Identifying Outliers and Boxplot

Part I. Making a boxplot by hand

Problem #1. The diastolic blood pressure readings of 12 randomly selected males aged 45-49 from the Framingham Heart Study were

94, 84, 74, 90, 98, 92, 74, 90, 80, 98, 78, 130

Note that the first 11 observations are the same as Problem #1 in Lab 3. The last data value here is 130 instead of 80.

a)  Compute the five-summary for the data set by hand.

b)  Make a boxplot by hand for the data set.

c)  Based on the boxplot, do you see any outliers? Explain.

Part II: Tutorial Portion

Step 1. Using R to Compute the z-score for a data value

In R, function mean(data) , sd(data) are used to calculate the mean and standard deviation respectively of a data set. And function var(data) is used to calculate the sample variance.

> Bloodpressure=c(94,84,74,90,98,92,74,90,80,98,78,130) #Create data set Bloodpressure

> xbar=mean(Bloodpressure) # Compute the mean of the data set

> xbar

[1] 90.16667 # The sample mean blood pressure is 90.16667

> var(Bloodpressure) #Calculate the sample variance

[1] 230.8788

> s=sd(Bloodpressure) # Compute the standard deviation of the data set

> s

[1] 15.1947 # The standard deviation of the data set is 15.1947

> zscore=(130-xbar)/s #compute the z-score for data value x=130

> zscore

[1] 2.621529 #z-score of data value 130 is 2.62, this value is a potential outlier.

Step 2. Make a boxplot for the data set

> windows() #Creates a new graphics window so that other graphs will not be overwritten.

> boxplot(Bloodpressure) #Make a boxplot for data set Bloodpressure, do you see any outliers?

Part III: Lab Portion

Problem #2. Given a data set, 10, 80, 80, 85, 85, 85, 85, 90, 90, 90, 90, 90, 95, 95, 95, 95, 100, 100. Write an R script to complete the following:

a)  Compute the mean and standard deviation of the data set.

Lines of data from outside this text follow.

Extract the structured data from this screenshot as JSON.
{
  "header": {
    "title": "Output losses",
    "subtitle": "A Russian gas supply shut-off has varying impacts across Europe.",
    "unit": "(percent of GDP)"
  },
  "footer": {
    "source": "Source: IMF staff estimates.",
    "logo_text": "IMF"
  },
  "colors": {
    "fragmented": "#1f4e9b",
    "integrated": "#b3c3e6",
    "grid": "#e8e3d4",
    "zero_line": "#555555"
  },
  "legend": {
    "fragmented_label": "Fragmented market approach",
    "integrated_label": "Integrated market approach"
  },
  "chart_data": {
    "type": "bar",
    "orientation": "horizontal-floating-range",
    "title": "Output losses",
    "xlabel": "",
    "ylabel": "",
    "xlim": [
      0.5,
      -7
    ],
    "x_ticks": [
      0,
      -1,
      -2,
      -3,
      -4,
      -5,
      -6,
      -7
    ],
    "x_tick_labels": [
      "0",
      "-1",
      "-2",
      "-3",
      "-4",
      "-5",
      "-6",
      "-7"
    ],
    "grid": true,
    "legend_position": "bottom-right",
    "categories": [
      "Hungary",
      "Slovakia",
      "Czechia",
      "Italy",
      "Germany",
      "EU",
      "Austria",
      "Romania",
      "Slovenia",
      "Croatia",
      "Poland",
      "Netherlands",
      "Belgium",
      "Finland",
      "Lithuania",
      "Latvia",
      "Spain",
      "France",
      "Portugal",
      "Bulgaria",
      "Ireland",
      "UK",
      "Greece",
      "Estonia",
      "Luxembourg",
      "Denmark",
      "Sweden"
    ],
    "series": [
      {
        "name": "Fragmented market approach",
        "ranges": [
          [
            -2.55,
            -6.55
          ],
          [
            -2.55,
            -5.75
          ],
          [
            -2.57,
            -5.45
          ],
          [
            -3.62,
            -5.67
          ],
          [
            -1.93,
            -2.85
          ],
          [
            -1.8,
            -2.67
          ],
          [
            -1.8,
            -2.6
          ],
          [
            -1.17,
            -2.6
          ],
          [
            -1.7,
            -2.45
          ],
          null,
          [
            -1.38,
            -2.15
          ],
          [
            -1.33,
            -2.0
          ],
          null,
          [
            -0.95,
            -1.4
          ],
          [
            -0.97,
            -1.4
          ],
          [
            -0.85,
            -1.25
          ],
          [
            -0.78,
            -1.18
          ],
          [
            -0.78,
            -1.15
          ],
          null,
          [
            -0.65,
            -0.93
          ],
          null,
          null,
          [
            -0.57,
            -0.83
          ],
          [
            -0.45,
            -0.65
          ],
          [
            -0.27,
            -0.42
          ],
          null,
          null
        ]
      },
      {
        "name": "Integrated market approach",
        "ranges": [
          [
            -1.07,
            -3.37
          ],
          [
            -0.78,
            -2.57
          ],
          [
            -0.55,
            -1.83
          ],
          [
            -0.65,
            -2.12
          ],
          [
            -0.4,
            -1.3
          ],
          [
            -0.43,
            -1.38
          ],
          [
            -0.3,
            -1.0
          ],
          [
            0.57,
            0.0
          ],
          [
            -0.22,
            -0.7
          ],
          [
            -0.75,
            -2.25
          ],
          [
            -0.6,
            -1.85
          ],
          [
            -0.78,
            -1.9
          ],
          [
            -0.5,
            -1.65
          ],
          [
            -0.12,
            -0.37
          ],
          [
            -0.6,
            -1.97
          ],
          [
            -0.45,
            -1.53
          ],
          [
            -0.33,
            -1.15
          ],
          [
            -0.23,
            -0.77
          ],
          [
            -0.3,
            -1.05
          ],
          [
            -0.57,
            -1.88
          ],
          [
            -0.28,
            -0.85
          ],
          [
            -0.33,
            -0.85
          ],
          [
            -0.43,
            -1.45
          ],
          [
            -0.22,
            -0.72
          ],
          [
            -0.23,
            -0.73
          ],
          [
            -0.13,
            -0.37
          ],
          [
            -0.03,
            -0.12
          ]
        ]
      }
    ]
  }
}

b)  Compute the z-score for data point x=10. Is it a potential outlier? Explain.

c)  Make a boxplot for the data set. Are there any outliers? Explain.

Your lab report includes the following:

1)  Solutions to Problem #1 from Part I

2)  R script file for Problem #2 in Part III

3)  R output obtained using your R script for Problem #2 (you may put your R script and output onto one page)

4)  Your answers to Problem #2 including the boxplot